Astronomers claim to have discovered the first planet originating from outside our galaxy.
The Jupiter-like planet, they say, is part of a solar system which once belonged to a dwarf galaxy.
This dwarf galaxy was in turn devoured by our own galaxy, the Milky Way, according to a team writing in the academic journal Science.
The star, called HIP 13044, is nearing the end of its life and is 2000 light years from Earth.
The discovery was made using a telescope in Chile.
Cosmic cannibalismPlanet hunters have so far netted nearly 500 so-called "exoplanets" outside our Solar System using various astronomical techniques.
But all of those so far discovered, say the researchers, are indigenous to our own galaxy, the Milky Way.
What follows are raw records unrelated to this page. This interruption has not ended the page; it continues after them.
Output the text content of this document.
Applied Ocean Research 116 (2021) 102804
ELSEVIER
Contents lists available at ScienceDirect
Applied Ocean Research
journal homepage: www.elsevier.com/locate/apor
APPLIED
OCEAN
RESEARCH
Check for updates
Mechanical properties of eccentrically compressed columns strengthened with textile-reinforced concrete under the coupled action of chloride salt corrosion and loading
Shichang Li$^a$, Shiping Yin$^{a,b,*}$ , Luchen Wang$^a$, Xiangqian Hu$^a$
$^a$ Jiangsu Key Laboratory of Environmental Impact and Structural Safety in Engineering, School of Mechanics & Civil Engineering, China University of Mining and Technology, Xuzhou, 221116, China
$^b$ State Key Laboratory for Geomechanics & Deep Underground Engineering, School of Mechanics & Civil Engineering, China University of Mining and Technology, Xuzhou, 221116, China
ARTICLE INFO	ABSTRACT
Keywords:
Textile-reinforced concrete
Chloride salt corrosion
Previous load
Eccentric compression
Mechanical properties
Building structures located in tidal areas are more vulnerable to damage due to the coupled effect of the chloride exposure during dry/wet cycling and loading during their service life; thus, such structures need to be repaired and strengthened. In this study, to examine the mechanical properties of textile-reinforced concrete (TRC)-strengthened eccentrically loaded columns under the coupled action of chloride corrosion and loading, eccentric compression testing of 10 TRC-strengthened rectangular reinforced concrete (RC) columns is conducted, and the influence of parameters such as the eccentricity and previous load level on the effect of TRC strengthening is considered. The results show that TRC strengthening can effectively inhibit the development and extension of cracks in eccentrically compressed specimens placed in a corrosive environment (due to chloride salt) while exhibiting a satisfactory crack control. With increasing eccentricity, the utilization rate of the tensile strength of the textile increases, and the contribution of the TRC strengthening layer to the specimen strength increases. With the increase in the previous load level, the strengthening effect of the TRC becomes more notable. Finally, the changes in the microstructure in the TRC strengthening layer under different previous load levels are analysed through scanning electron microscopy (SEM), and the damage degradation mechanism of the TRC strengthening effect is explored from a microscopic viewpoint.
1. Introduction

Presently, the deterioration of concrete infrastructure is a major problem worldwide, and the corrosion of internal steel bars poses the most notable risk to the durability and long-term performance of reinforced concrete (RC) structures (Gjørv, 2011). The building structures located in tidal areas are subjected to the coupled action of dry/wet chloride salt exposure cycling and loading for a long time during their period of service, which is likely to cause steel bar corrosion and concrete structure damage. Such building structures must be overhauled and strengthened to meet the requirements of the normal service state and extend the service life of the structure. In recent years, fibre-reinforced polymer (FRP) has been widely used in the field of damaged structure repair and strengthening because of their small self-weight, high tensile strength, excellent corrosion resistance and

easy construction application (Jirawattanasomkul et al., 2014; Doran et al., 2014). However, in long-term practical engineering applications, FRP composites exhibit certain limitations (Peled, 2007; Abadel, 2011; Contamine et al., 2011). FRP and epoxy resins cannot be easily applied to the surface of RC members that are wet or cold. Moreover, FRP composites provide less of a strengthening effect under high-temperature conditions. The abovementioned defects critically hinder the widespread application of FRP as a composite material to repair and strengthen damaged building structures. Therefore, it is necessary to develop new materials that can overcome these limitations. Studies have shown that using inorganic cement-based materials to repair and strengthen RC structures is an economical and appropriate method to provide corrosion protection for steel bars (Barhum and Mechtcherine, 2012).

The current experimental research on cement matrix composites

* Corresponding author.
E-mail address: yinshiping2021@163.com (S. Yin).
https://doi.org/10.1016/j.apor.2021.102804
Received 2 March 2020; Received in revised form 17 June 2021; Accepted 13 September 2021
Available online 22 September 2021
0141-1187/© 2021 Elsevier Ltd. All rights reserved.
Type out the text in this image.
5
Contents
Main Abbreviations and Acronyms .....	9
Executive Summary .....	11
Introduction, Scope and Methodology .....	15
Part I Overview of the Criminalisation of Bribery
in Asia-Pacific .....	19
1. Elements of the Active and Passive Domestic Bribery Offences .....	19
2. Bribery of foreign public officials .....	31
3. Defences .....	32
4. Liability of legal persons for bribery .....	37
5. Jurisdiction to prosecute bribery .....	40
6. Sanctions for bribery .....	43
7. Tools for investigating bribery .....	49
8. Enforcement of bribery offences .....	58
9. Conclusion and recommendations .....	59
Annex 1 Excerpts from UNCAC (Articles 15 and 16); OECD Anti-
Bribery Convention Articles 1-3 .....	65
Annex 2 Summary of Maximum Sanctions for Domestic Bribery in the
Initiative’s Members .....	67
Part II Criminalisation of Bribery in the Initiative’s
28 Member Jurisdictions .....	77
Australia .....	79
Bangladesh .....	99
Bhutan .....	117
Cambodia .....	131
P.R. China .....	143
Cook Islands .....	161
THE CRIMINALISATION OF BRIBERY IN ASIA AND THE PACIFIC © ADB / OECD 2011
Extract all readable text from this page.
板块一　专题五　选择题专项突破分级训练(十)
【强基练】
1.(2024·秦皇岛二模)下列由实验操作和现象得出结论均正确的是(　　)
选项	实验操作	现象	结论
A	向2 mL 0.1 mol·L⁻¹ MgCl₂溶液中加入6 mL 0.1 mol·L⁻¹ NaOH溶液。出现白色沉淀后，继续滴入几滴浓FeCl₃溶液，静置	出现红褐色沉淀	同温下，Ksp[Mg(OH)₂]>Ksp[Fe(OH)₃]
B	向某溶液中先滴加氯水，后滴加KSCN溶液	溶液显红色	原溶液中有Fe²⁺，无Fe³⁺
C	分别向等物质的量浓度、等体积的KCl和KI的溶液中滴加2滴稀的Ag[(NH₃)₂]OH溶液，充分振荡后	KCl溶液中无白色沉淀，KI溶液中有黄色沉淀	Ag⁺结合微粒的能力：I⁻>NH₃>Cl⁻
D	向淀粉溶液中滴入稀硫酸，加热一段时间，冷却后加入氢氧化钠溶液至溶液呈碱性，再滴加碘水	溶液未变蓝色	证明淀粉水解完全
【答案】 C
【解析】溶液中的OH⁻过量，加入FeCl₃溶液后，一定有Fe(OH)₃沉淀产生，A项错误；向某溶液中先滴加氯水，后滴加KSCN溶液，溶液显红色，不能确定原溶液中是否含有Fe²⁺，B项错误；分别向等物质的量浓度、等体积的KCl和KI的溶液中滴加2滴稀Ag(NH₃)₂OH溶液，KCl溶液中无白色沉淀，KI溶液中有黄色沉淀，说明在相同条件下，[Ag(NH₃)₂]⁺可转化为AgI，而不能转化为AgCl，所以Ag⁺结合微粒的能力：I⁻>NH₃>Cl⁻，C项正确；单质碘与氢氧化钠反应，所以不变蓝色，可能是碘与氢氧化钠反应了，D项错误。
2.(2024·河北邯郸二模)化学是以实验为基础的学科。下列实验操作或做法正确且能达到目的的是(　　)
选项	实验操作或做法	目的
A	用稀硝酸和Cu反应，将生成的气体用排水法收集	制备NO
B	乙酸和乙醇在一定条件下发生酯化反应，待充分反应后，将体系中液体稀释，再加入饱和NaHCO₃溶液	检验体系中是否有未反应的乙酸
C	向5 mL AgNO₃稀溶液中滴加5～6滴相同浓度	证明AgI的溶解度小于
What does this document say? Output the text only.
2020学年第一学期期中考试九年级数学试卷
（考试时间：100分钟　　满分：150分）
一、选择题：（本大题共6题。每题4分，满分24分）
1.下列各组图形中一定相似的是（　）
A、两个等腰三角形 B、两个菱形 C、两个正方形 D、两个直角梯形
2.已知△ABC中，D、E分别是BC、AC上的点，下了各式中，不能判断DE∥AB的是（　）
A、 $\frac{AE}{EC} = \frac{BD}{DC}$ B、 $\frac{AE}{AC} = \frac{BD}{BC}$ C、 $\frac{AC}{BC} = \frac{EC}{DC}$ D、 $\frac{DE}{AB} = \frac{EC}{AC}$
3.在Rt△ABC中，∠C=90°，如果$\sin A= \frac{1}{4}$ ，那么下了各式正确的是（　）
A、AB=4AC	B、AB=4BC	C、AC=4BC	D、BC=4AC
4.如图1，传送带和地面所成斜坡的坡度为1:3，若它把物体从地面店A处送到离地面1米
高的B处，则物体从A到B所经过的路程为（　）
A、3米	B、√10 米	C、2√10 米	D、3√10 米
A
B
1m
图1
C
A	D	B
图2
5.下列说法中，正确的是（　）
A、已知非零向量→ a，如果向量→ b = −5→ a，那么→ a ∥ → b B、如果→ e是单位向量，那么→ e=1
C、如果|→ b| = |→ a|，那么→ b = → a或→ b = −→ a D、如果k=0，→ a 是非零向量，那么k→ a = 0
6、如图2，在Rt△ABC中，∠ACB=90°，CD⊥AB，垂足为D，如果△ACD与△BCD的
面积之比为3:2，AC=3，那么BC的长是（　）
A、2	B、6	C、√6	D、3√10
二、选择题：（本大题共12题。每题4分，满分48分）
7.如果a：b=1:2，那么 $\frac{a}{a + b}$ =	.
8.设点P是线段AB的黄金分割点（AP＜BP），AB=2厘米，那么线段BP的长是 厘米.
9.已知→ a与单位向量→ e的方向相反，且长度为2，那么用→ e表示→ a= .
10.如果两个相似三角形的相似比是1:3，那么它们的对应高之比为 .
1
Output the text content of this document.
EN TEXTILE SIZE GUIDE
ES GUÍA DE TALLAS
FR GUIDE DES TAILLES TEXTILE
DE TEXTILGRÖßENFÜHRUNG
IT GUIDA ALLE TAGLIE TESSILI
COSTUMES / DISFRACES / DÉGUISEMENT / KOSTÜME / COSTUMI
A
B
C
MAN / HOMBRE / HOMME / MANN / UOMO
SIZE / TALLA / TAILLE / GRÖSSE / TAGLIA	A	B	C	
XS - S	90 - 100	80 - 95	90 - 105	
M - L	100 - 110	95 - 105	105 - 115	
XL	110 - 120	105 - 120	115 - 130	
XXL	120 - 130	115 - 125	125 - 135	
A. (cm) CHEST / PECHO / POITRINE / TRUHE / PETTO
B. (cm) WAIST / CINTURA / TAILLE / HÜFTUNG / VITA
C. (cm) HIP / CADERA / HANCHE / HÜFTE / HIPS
This find is different, they say, because the planet circles a sun which belongs to a group of stars called the "Helmi stream" which are known to have once belonged to a separate dwarf galaxy.
This galaxy was gobbled up by the Milky Way between six and nine billion years ago in an act of intergalactic cannibalism.
The new planet is thought to have a minimum mass 1.25 times that of Jupiter and circles in close proximity to its parent star, with an orbit lasting just 16.2 days.
It sits in the southern constellation of Fornax.
The planet would have been formed in the early era of its solar system, before the world was incorporated into our own galaxy, say the researchers.